Native Top-Down Analysis of Membrane Protein Complexes Directly From In Vitro and Native Membranes.

Macromolecular organization of proteins and lipids in cellular membranes is fundamental to cell functionality. Recent advances in native mass spectrometry (nMS) have established it as a key analytical tool for capturing these associations. This typically necessitates the extraction of target membrane proteins (MPs) from their physiological environments into detergent-like surroundings. In our recent studies using in vitro synthetic liposomes, we discovered that gas phase supercharging can selectively destabilize lipid bilayers and enable MS1 detection of embedded and associated protein-lipid complexes. Here, we further extend and apply this methodology to native cell-derived membrane vesicles. We demonstrate our ability to detect and ID protein complexes and their proteoforms directly from native membranes using supercharger-assisted prequadrupole activation followed by downstream native top-down tandem mass spectrometry, which combines both collision-based and electron capture-based fragmentation approaches.

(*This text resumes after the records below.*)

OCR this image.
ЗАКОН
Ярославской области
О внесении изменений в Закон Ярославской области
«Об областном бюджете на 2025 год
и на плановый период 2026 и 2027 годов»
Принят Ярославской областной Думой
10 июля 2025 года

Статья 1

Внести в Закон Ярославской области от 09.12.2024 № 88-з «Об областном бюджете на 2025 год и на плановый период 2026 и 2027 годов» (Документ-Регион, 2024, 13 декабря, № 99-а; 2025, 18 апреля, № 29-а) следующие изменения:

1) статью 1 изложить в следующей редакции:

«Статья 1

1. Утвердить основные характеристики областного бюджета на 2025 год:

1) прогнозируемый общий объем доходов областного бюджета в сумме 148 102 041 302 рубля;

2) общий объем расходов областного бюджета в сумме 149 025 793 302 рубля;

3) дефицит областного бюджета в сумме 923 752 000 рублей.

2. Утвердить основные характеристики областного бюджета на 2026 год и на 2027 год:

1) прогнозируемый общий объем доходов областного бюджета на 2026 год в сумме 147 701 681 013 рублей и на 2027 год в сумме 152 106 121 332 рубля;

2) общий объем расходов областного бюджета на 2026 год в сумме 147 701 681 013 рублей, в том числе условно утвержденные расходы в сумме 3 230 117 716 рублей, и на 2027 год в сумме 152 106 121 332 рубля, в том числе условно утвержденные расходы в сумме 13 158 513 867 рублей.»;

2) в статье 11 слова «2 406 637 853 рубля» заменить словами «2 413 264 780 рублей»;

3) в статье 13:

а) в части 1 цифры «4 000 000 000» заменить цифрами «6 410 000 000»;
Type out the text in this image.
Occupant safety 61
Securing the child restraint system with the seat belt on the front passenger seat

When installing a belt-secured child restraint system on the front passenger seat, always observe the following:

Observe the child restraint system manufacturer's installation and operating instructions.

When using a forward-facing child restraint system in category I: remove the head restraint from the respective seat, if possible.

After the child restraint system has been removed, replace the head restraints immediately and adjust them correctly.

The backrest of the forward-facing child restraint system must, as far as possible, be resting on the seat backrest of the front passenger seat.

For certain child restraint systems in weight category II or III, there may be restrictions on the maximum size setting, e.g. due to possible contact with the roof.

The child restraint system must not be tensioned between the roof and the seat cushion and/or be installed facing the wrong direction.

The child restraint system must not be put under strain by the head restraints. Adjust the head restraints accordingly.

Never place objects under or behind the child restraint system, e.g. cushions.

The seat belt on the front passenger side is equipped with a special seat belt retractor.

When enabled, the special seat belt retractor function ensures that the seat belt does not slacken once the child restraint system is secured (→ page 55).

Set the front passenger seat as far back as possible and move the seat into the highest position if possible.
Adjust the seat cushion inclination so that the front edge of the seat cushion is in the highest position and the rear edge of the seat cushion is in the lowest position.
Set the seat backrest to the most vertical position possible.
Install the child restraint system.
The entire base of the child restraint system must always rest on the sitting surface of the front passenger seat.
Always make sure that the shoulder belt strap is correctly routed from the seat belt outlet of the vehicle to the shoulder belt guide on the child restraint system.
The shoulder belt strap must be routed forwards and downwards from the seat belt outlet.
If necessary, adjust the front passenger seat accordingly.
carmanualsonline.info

We first demonstrated this approach through native top-down identification of several integral MPs from in vitro membranes. Subsequently, we developed a protocol to produce nMS-ready native membrane vesicles. Applying to Escherichia coli total membranes, we generated nMS-ready vesicles and identified both integral and membrane-associated protein complexes of homomeric and heteromeric nature using our supercharging-enabled native top-down platform. For the heteropentameric β-barrel-assembly machinery (BAM) complex, which includes the integral MP BAM-A, we detected several lipidated proteoforms. For peripheral homodimeric dihydrolipoyl dehydrogenase, we identified bound endogenous metabolite cofactors. Furthermore, using BAM complex, a crucial antibiotic target, we show how this platform could be utilized to study drug binding to MPs directly from their native membranes.